Location
- Faversham Road Ashford, Kent, TN24 9AL England
- Coordinates: 51°10′24″N 0°53′5″E﻿ / ﻿51.17333°N 0.88472°E

Information
- Type: Academy
- Motto: Excellence in everything
- Established: 1967
- Closed: 3:15pm for students unless a club is attended; usually finishing at 3:45-4:00pm
- Department for Education URN: 136583 Tables
- Ofsted: Reports
- Principal: Richard Billings
- Gender: Mixed
- Age: 11 to 19
- Enrolment: 1558 (2024)
- Website: Official website

= Towers School and Sixth Form Centre =

Towers School and Sixth Form Centre is a secondary school (Academy) in Ashford, Kent.

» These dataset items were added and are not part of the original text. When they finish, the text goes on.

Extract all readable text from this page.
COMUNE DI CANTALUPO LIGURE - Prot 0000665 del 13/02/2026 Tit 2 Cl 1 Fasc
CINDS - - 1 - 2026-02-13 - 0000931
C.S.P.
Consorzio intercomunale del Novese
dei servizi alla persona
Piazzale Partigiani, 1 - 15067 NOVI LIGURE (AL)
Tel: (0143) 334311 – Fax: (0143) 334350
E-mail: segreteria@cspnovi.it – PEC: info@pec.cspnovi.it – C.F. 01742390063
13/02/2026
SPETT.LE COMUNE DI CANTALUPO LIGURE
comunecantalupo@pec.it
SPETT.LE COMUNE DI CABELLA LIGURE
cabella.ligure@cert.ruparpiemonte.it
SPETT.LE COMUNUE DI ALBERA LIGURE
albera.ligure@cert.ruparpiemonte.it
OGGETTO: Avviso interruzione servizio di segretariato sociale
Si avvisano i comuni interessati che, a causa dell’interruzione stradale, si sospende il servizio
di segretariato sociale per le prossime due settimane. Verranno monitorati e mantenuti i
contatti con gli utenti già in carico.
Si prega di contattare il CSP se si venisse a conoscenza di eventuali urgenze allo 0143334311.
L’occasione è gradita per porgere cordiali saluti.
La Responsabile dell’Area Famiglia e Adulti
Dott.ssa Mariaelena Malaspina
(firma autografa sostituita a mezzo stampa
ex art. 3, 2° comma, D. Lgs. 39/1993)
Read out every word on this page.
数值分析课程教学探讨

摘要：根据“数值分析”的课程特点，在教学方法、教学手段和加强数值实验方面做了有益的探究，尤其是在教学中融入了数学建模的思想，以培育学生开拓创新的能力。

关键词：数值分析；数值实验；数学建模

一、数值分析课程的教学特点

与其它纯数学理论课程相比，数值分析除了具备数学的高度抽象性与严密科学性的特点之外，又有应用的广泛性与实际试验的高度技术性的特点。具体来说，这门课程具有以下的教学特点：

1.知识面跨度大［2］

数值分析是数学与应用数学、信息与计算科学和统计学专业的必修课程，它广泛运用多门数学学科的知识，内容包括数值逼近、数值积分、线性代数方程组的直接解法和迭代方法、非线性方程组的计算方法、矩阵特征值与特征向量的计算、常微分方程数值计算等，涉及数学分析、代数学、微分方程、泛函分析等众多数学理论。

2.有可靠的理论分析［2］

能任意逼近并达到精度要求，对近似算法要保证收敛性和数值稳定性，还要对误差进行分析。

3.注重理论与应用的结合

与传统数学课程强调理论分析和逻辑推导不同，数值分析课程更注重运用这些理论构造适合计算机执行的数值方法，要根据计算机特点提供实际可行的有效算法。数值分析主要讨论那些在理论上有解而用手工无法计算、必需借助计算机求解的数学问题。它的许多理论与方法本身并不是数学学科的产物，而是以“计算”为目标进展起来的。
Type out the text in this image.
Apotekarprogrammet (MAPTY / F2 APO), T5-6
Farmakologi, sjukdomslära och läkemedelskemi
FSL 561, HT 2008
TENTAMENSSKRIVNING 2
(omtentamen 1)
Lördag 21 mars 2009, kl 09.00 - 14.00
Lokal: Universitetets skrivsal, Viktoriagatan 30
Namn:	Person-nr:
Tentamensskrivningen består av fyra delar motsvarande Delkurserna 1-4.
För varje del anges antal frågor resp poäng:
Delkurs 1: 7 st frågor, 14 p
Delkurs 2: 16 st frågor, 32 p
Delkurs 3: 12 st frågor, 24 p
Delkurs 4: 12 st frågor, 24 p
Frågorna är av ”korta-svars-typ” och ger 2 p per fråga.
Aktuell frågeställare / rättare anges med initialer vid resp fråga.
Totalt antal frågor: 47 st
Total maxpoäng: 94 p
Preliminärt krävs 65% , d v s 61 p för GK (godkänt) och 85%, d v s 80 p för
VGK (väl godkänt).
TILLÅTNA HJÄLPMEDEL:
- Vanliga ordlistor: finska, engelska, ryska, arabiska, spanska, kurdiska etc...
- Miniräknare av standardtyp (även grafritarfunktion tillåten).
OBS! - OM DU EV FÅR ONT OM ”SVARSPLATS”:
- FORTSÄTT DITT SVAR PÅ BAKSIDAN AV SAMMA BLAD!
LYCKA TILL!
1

The school was first established in 1967 and was named after the nearby towers standing at the entrance to Eastwell Park.

== History ==
The school was formed in 1967 and officially opened by Lady Brabourne who accompanied the first head teacher, Geoffrey Foster, to the ceremony. The first year saw a total of 90 pupils attend the school. The school was named when one of the councillors on the board of governors looked out of the window and upon seeing the towers of Eastwell Park, suggested naming the school after them.

The school became an academy convertor in April 2011.